|・Anyarat Thiptara1,2／Philip H. Kass1／Kenneth W. Tate3／Edward R. Atwill1
1 Department of Population Health and Reproduction, School of Veterinary Medicine, University of California, Davis, CA, USA.／2 Epidemiology Section, Veterinary Research and Development Center (Southern Region), Thung Song, Nakhon Si Thammarat, Thailand.／3 Department of Plant Sciences, College of Agricultural and Environmental Sciences, University of California, Davis, CA, USA.“Linkages between Pathogens and Cattle Fecal Loads and Microbial Water Quality in Aquatic Ecosystem in Sierra Nevada Meadows of California”

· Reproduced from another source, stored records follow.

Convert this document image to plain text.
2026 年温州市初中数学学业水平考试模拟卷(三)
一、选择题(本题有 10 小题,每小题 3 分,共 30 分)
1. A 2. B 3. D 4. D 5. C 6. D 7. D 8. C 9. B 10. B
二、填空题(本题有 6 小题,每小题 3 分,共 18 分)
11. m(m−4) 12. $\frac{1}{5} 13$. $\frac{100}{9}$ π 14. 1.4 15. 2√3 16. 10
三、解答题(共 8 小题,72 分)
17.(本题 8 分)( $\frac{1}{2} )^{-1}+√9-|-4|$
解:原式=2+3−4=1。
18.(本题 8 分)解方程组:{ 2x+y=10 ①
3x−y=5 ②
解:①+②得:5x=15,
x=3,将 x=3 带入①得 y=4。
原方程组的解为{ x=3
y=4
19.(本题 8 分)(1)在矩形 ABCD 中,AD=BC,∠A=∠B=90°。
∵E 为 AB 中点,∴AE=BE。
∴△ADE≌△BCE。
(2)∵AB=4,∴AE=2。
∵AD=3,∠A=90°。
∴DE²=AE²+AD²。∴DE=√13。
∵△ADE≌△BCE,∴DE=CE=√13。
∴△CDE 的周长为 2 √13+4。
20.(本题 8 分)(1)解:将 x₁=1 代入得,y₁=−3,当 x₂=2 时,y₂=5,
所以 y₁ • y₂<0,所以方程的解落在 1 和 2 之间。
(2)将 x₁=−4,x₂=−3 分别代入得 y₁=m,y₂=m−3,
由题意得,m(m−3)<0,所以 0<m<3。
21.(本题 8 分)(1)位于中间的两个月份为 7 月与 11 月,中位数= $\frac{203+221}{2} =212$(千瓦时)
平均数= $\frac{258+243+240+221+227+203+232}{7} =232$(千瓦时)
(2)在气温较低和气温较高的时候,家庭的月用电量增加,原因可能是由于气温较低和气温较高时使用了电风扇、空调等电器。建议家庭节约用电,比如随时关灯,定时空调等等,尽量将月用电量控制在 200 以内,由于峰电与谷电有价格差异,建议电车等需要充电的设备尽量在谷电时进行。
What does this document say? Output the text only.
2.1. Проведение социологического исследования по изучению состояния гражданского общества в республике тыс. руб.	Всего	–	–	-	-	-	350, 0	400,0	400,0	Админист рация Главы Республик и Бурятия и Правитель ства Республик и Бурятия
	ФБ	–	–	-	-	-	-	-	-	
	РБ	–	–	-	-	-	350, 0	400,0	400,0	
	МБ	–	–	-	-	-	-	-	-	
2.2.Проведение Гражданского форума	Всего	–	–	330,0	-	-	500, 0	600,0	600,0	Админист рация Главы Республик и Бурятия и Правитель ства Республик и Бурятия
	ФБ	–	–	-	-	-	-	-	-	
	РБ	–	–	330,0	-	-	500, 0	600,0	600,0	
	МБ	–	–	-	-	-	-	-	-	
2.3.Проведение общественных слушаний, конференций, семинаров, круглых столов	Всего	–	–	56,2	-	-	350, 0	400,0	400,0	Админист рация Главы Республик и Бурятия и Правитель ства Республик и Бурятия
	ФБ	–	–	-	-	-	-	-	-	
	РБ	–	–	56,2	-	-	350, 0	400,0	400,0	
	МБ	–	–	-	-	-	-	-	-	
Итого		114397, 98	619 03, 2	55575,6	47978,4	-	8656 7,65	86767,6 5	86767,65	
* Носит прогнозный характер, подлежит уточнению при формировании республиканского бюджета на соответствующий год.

Water-related diseases remain the leading cause of morbidity and mortality, particularly affecting children in developing countries. Livestock grazing increases risk of waterborne pathogen contamination and related recreational diseases. This cross-sectional study clarifies the link between waterborne pathogens and cattle grazing practices in California’s Sierra Nevada. Range cattle feces and creek water samples around Lake Davis in Plumas County were collected to detect Salmonella, E. coli O157H:7, Cryptosporidium, Giardia and fecal indicator bacteria during the 2011 summer grazing season. Neither Salmonella nor E. coli O157H:7 were found in fecal and water samples. Cryptosporidium and Giardia loads (adjusted for percent recovery) in meadow creek water ranged from 0-2.8 oocysts/L and 0-2.3 cysts/L, respectively. Waterborne protozoa were found in both grazing and non-grazing areas, suggesting non-bovine sources exist in this watershed. Sequence analyses confirmed C. parvum and possible mixed concentrations of G. intestinalis assemblages B and C. Based on these water volume concentrations, ingestion of 3.6-9.1 and 4.3-14.3 L of creek water yields a 50% infection probability, assuming that all (oo)cysts are pathogenic and infectious. Overall prevalence of Giardia and Cryptosporidium in range cattle at this site was 19.5% (8/41) and 2.4% (1/41), respectively. Percentages of Giardia positivity were 60% (3/5) and 14% (5/36) with excretion intensities of 6,169 cysts/g and 42,694 cysts/g of feces in calves and adults, respectively. Calves had 4.3 times higher risk of yielding a positive test result for Giardia than were adults (95% CI 1.31-14.21; P = 0.04). Genotyping of positive feces revealed C. andersoni and G. intestinalis assemblage E. Because Cryptosporidium and Giardia found in creek water and cattle feces were different assemblages, the source of protozoa was unlikely to be cattle, and no association was found between fresh bovine fecal loads and concentration of waterborne protozoa.